Northern Parula and Least bittern

Florence Sanchez

I got to the Parula spot a little after 6 a.m. this morning.  Glenn Kincaid gave excellent instructions:  Large sycamore overhanging Alisal road about 1 mile east of the entrance to Nojoqui Park.  When I got there, only few birds were singing, but in about five minutes, the rising sun hit the treetops and everything around burst into song, including the male Northern Parula.  It was very active in the sycamores, both in the one hanging over the road and the large one on the other side.  I got great looks.

Because it was a gorgeous morning and there was no traffic, I continued east on Alisal Road to the place where the road washed out a few years ago.  Some of my sightings along the way were Phainopeplas, a family of Bullock's Orioles, 3 very young Ash-throated Flycatcher fledglings; singing Yellow Warblers, Warbling Vireos, and Purple finches; Violet-green Swallows flying overhead, and many more common species.  I also heard both American Robins and Black-headed Grosbeaks singing.  On the way back, I made a brief stop at the park to watch some Purple Martins.
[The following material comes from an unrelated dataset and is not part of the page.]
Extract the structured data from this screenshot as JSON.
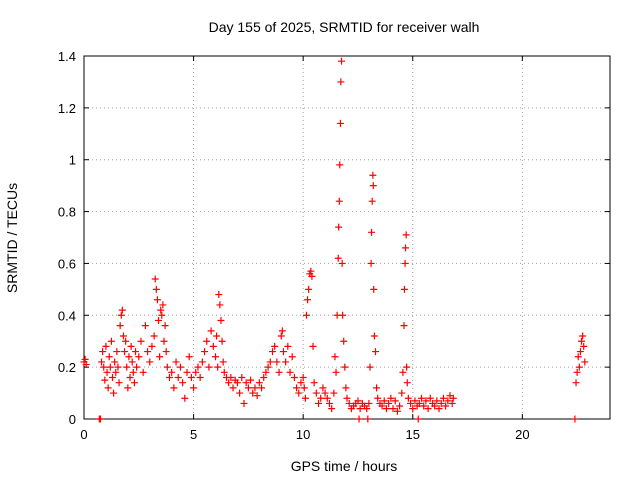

I then tried again to find the Least Bittern (I dipped yesterday).  I heard it calling from the dense tules that now clog the north end of the lake but it was impossible to see from that location.  I was standing on the service road  near Stow House at the point a very steep trail goes down the hill past a scruffy palm tree to the edge of the willows below.  I crossed the bridge to the east side of the lake and followed an access trail down to the edge of the tules on that side.  I heard the Least Bittern still calling, but though it had moved further west in the dense tules, it was still too deep in to see.